Recovering from one of life’s heartbreaks, Jones turned back to the joys of his youth. Once again he is hunting, and from that he decided to build what is not only one of the best hunting lodges in the state, but in the Mid-South.

“I started hunting when I was 5 or 6,’’ Jones says. “I had a little, .410 single-shot shotgun. My dad would take me duck hunting. I would get to tag along with his friends. For some reason they all liked me and enjoyed having me around. I remember I was 8 or 9 when I got my first deer.

“I did a lot of hunting. Now I just enjoy letting others enjoy that experience.”
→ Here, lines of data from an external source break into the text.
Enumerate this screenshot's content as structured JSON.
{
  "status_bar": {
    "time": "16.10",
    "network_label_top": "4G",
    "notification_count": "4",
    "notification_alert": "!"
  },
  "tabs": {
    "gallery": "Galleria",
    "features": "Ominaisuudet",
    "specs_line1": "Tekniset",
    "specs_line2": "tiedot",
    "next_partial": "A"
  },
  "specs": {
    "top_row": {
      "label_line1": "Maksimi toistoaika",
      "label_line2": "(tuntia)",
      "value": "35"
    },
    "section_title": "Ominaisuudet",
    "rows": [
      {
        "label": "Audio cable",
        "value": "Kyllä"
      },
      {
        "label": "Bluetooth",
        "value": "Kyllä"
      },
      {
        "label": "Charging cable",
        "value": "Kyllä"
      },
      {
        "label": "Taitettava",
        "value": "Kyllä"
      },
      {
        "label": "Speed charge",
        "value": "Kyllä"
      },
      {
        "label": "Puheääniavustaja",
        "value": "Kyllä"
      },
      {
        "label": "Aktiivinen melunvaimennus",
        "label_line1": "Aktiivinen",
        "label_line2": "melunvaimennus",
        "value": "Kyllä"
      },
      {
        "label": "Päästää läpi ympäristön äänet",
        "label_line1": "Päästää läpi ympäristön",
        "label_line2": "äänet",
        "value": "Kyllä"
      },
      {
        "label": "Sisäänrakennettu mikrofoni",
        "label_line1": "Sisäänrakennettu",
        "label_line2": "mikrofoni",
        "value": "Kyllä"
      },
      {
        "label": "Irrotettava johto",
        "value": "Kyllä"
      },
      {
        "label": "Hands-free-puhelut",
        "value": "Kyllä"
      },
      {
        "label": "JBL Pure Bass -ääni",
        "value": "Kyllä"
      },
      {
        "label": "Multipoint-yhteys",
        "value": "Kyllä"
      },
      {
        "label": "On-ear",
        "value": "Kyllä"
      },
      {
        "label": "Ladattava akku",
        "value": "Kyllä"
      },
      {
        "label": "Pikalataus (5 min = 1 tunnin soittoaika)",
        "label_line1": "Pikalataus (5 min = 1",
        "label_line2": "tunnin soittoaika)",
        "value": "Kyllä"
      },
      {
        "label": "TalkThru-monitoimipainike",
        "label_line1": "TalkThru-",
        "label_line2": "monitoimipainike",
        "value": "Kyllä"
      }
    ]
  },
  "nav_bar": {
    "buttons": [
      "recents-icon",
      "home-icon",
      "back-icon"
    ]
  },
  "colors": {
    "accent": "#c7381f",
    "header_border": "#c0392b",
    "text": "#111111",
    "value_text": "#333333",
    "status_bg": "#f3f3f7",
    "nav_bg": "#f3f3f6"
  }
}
The Stan Jones Mallard Lodge opened in September of 2012. The first event was a wedding. And while it called a hunting lodge, it is much more.

“It is first class all the way,’’ says Arkansas State athletic director Terry Mohajir. “We use it all the time for meetings. I have been there for skeet shooting and other events. I have not hunted yet but I hear it is first-rate.

“It is just an incredible facility.”

The Lodge is 15,000 SF with private bedrooms, large televisions, entertainment area, a group-sized hot tub, a waterfall, outdoor fire pits and an outdoor amphitheater.

“I was going to build it for about 10, but I had a lot of corporations asked me to build it larger,” Jones says. “They would rather have it for 20 than 10.”

Clients have come from all over. Arkansas State University is a regular, St. Bernard’s Medical Center in Jonesboro; Stephens, Inc., out of Little Rock; groups from Fayetteville and one from Mississippi State, as Jones recalls.

The lodge is located in the heart of the Mississippi Flyway and the property runs for about eight miles along the river.

It is the perfect spot, Jones says, to share the love of the land that has always sustained him.

“I want people to be able to see nature and enjoy it,” Jones says.